Symptom Overlap between Autism Spectrum Disorder, Generalized Social Anxiety Disorder and Obsessive-Compulsive Disorder in Adults: A Preliminary Case-Controlled StudyCath D.C.a, b · Ran N.a · Smit J.H.a-c · van Balkom A.J.L.M.a-c · Comijs H.C.a-c
aAcademic Anxiety Outpatient Clinic, GGZ Buitenamstel, bDepartment of Psychiatry, and cInstitute for Research in Extramural Medicine, VU University Medical Center, Amsterdam, The Netherlands Psychopathology 2008;41:101–110 (DOI:10.1159/000111555)

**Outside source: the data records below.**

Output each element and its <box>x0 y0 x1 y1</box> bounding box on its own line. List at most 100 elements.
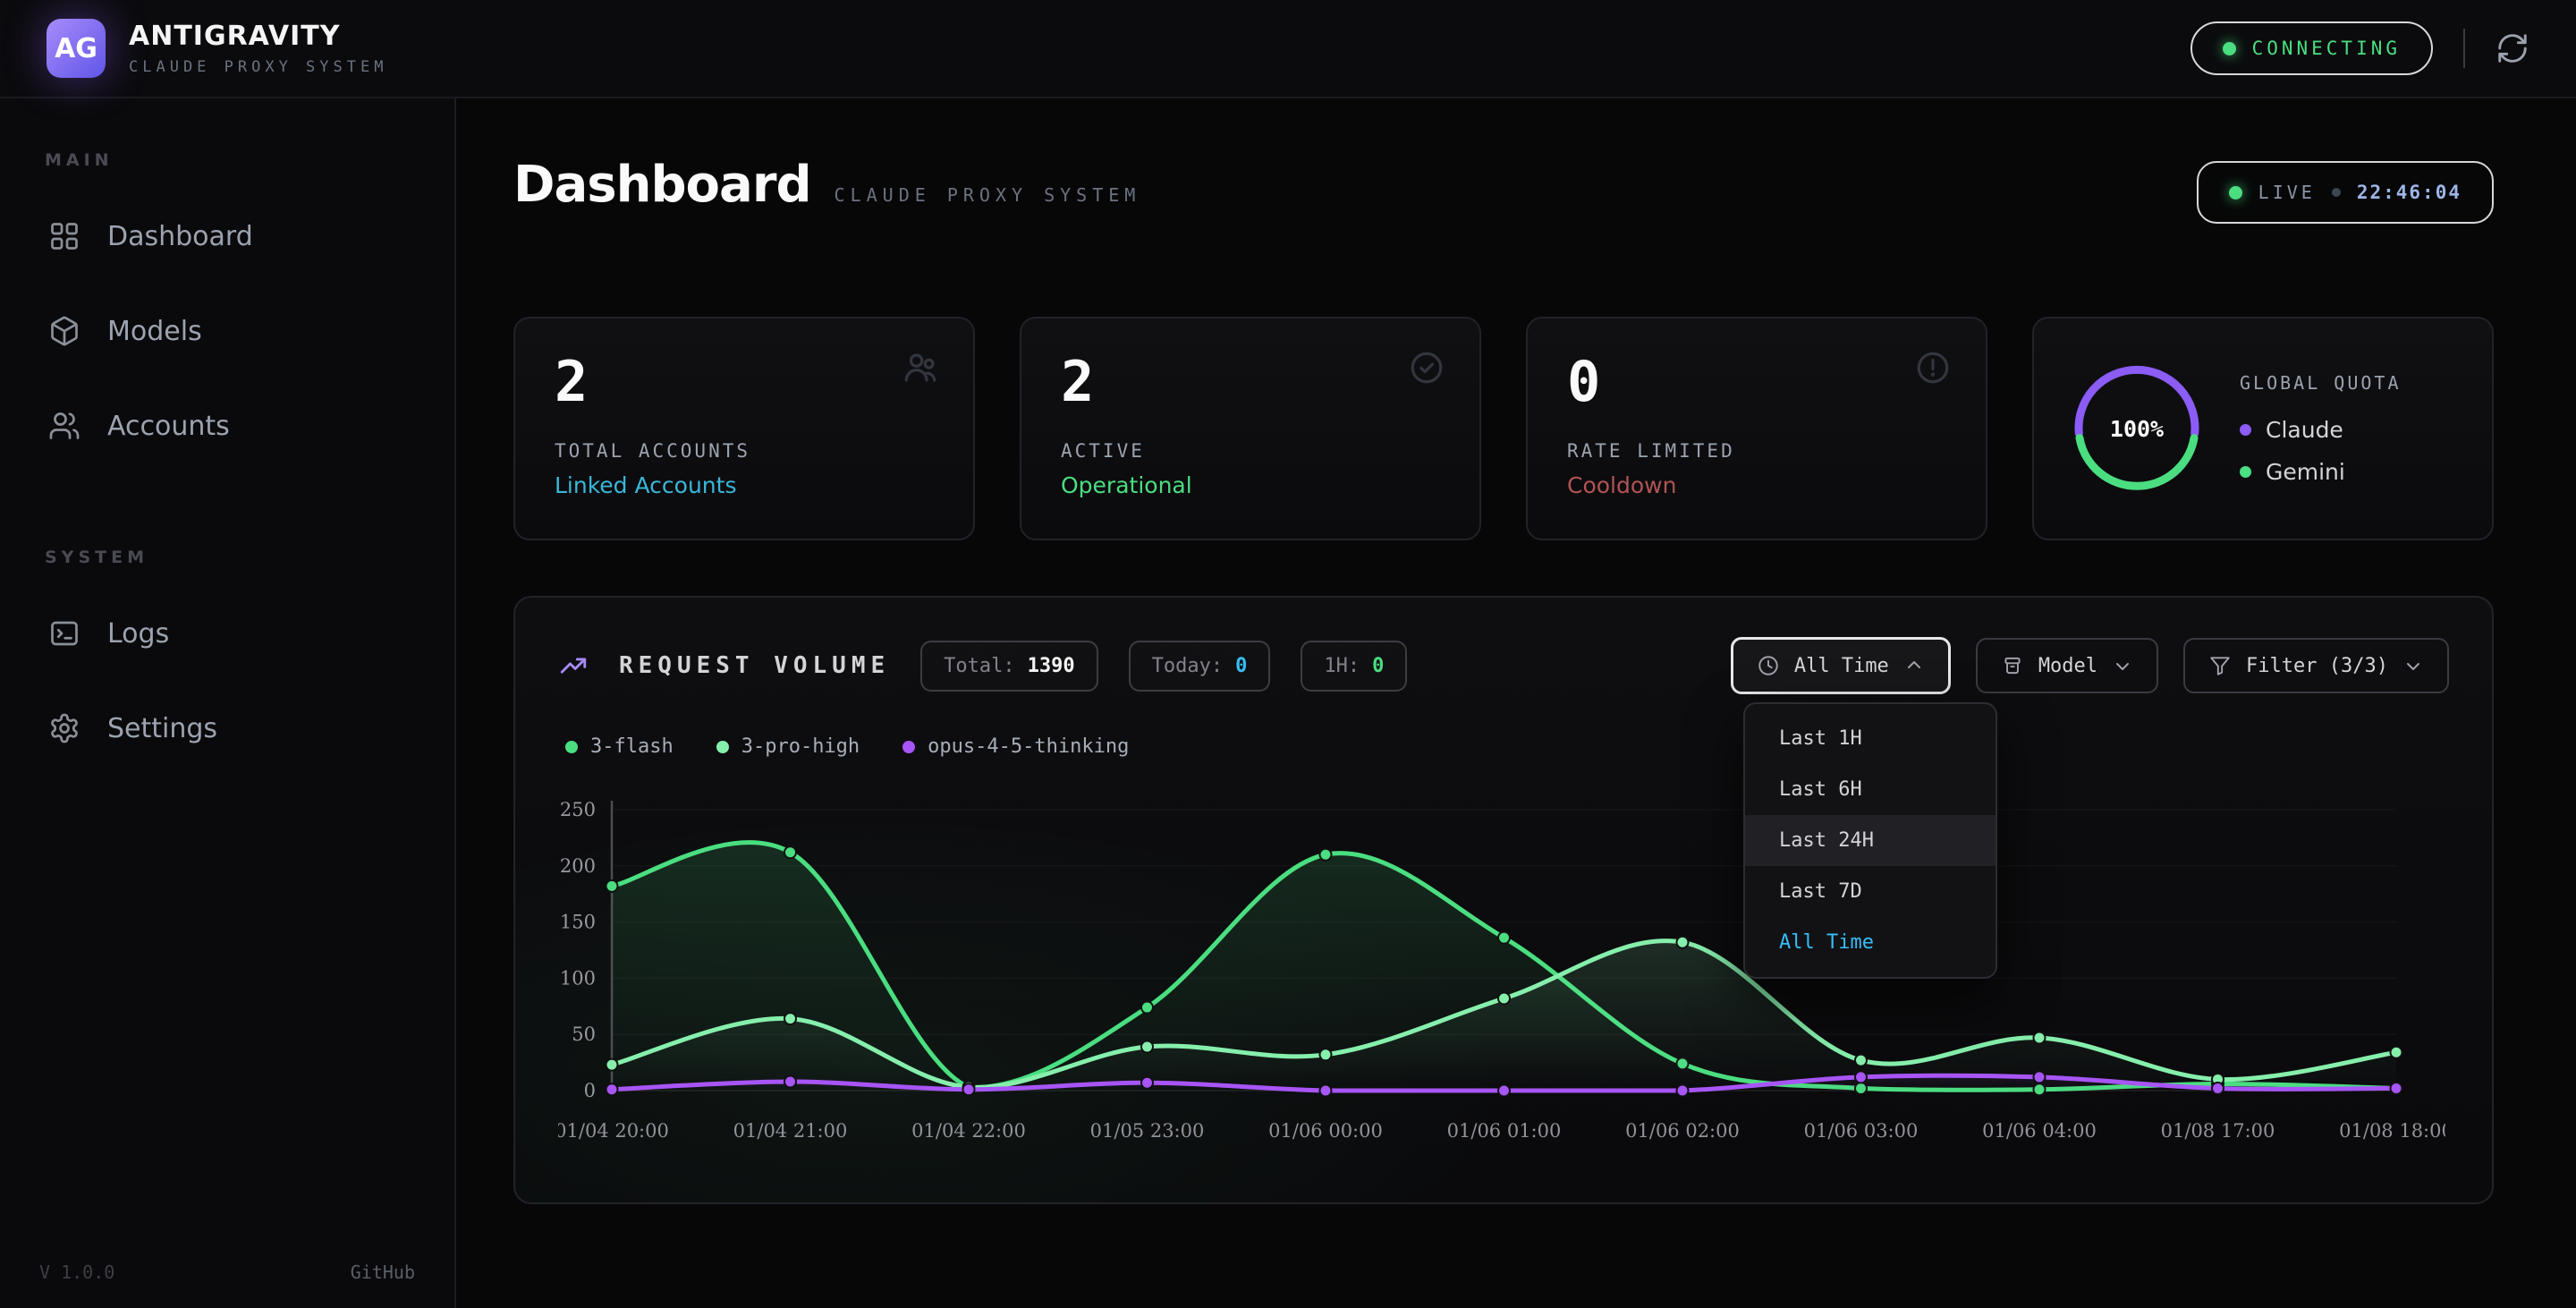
alert-circle-icon <box>1914 349 1952 390</box>
live-label: LIVE <box>2258 182 2316 203</box>
stat-card-total-accounts: 2 TOTAL ACCOUNTS Linked Accounts <box>513 317 975 540</box>
app-logo: AG <box>47 19 106 78</box>
time-range-label: All Time <box>1794 655 1889 677</box>
svg-text:01/04 22:00: 01/04 22:00 <box>911 1120 1026 1142</box>
topbar: AG ANTIGRAVITY CLAUDE PROXY SYSTEM CONNE… <box>0 0 2576 98</box>
page-title: Dashboard <box>513 156 811 214</box>
panel-title: REQUEST VOLUME <box>619 652 890 679</box>
global-quota-card: 100% GLOBAL QUOTA Claude Gemini <box>2032 317 2494 540</box>
quota-percent: 100% <box>2070 361 2204 496</box>
legend-item-opus: opus-4-5-thinking <box>902 735 1129 758</box>
pill-label: Today: <box>1152 655 1223 677</box>
stat-value: 2 <box>555 354 934 410</box>
legend-label: 3-flash <box>590 735 674 758</box>
sidebar-section-main: MAIN <box>45 150 415 170</box>
svg-text:150: 150 <box>560 912 596 933</box>
svg-text:01/06 03:00: 01/06 03:00 <box>1804 1120 1919 1142</box>
pill-value: 0 <box>1372 655 1384 677</box>
sidebar-item-accounts[interactable]: Accounts <box>39 397 415 454</box>
sidebar-section-system: SYSTEM <box>45 548 415 567</box>
sidebar-item-dashboard[interactable]: Dashboard <box>39 208 415 265</box>
brand: AG ANTIGRAVITY CLAUDE PROXY SYSTEM <box>47 19 387 78</box>
svg-text:100: 100 <box>560 967 596 989</box>
live-status-badge: LIVE 22:46:04 <box>2197 161 2494 224</box>
github-link[interactable]: GitHub <box>351 1261 415 1283</box>
series-dot-icon <box>565 741 578 753</box>
series-dot-icon <box>902 741 915 753</box>
quota-donut-chart: 100% <box>2070 361 2204 496</box>
dropdown-item-last-1h[interactable]: Last 1H <box>1745 713 1996 764</box>
main-content: Dashboard CLAUDE PROXY SYSTEM LIVE 22:46… <box>456 98 2576 1308</box>
version-label: V 1.0.0 <box>39 1261 114 1283</box>
dropdown-item-last-24h[interactable]: Last 24H <box>1745 815 1996 866</box>
pill-value: 0 <box>1235 655 1247 677</box>
legend-label: opus-4-5-thinking <box>928 735 1129 758</box>
dropdown-item-last-7d[interactable]: Last 7D <box>1745 866 1996 917</box>
page-subtitle: CLAUDE PROXY SYSTEM <box>835 184 1141 206</box>
quota-title: GLOBAL QUOTA <box>2240 372 2402 394</box>
quota-legend-claude: Claude <box>2240 417 2402 443</box>
grid-icon <box>48 220 80 252</box>
check-circle-icon <box>1408 349 1445 390</box>
stat-value: 0 <box>1567 354 1946 410</box>
series-dot-icon <box>716 741 729 753</box>
svg-text:01/06 04:00: 01/06 04:00 <box>1982 1120 2097 1142</box>
stat-label: RATE LIMITED <box>1567 440 1946 462</box>
svg-text:01/05 23:00: 01/05 23:00 <box>1090 1120 1205 1142</box>
svg-text:250: 250 <box>560 799 596 820</box>
svg-text:01/04 20:00: 01/04 20:00 <box>558 1120 669 1142</box>
chart-legend: 3-flash 3-pro-high opus-4-5-thinking <box>565 735 2449 758</box>
hour-requests-pill: 1H: 0 <box>1301 641 1407 692</box>
svg-text:0: 0 <box>584 1080 596 1101</box>
legend-item-3-pro-high: 3-pro-high <box>716 735 860 758</box>
live-dot-icon <box>2229 186 2242 200</box>
svg-text:01/08 18:00: 01/08 18:00 <box>2339 1120 2445 1142</box>
sidebar-item-logs[interactable]: Logs <box>39 605 415 662</box>
quota-legend-gemini: Gemini <box>2240 459 2402 485</box>
clock-icon <box>1757 654 1780 677</box>
stat-label: TOTAL ACCOUNTS <box>555 440 934 462</box>
today-requests-pill: Today: 0 <box>1129 641 1271 692</box>
total-requests-pill: Total: 1390 <box>920 641 1097 692</box>
gemini-dot-icon <box>2240 466 2251 478</box>
terminal-icon <box>48 617 80 650</box>
pill-value: 1390 <box>1028 655 1075 677</box>
model-filter-button[interactable]: Model <box>1976 638 2158 693</box>
time-range-dropdown: Last 1H Last 6H Last 24H Last 7D All Tim… <box>1743 702 1997 979</box>
sidebar-item-models[interactable]: Models <box>39 302 415 360</box>
sidebar-item-label: Dashboard <box>107 221 253 252</box>
svg-text:01/06 00:00: 01/06 00:00 <box>1268 1120 1383 1142</box>
stat-label: ACTIVE <box>1061 440 1440 462</box>
svg-text:01/06 02:00: 01/06 02:00 <box>1625 1120 1740 1142</box>
svg-text:200: 200 <box>560 855 596 877</box>
stat-sublabel: Cooldown <box>1567 472 1946 498</box>
live-clock: 22:46:04 <box>2357 182 2462 203</box>
trending-up-icon <box>558 650 589 681</box>
chevron-down-icon <box>2112 655 2133 676</box>
stat-card-rate-limited: 0 RATE LIMITED Cooldown <box>1526 317 1987 540</box>
stat-sublabel: Linked Accounts <box>555 472 934 498</box>
chevron-down-icon <box>2402 655 2424 676</box>
refresh-icon[interactable] <box>2496 31 2529 65</box>
gear-icon <box>48 712 80 744</box>
svg-text:50: 50 <box>572 1023 596 1045</box>
divider <box>2463 29 2465 68</box>
svg-text:01/06 01:00: 01/06 01:00 <box>1447 1120 1562 1142</box>
chevron-up-icon <box>1903 655 1925 676</box>
time-range-button[interactable]: All Time <box>1731 637 1951 694</box>
filter-button[interactable]: Filter (3/3) <box>2183 638 2449 693</box>
dropdown-item-all-time[interactable]: All Time <box>1745 917 1996 968</box>
archive-box-icon <box>2001 654 2024 677</box>
connection-status-badge: CONNECTING <box>2190 21 2433 75</box>
model-filter-label: Model <box>2038 655 2097 677</box>
funnel-icon <box>2208 654 2232 677</box>
sidebar-item-label: Models <box>107 316 202 347</box>
quota-legend-label: Claude <box>2266 417 2343 443</box>
request-volume-chart: 0 50 100 150 200 250 01/04 20:00 01/04 21:00 01/… <box>558 785 2449 1155</box>
app-subtitle: CLAUDE PROXY SYSTEM <box>129 58 387 76</box>
svg-text:01/04 21:00: 01/04 21:00 <box>733 1120 848 1142</box>
dropdown-item-last-6h[interactable]: Last 6H <box>1745 764 1996 815</box>
claude-dot-icon <box>2240 424 2251 436</box>
sidebar-item-settings[interactable]: Settings <box>39 700 415 757</box>
sidebar-item-label: Accounts <box>107 411 230 442</box>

Background: Obsessive-compulsive disorder (OCD) and social anxiety disorder (SAD) frequently co-occur in persons with autism spectrum disorder (ASD). We studied which features distinguish ‘pure’ anxiety disordered patients from those with co-morbid ASD. Method: In a case-controlled design in which groups were matched for age, sex and educational level, patients with OCD or SAD and co-morbid ASD were compared with patients with ‘pure’ (i.e. without ASD) OCD, with ‘pure’ SAD and a control group, using the Autism Questionnaire (AQ), Yale-Brown Obsessive-Compulsive Scales, Liebowitz Social Anxiety Scale, Beck Anxiety Inventory and questions on egodystonia of OC behaviors. Results: No between patient group differences were found on social or general anxiety measures. The AQ subscales communication problems and lack of imagination discriminated best between patients with comorbid ASD and the other groups, ASD patients showing elevated scores, whereas the other patient groups scored equal to controls. On the AQ social skill subscale all patient groups showed elevated scores. On OC symptom severity, pure OCD patients showed highest scores, whereas comorbid ASD subjects scored intermediate between controls and the pure OCD group, the differences being explained by lower obsession severity in the ASD group. There were no differences between the pure OCD and comorbid ASD groups on egodystonia. Conclusion: Patients with comorbid ASD differ from patients with pure OCD and SAD on autism-related problem behaviors, but there is also overlap between groups, possibly reflecting overlapping etiologies. Despite the relatively small sample size, these data strongly suggest that specific autism symptom domains should be assessed to pick up autism-related problems in OCD and SAD patients, and subsequently fine-tune treatment programs for these patients.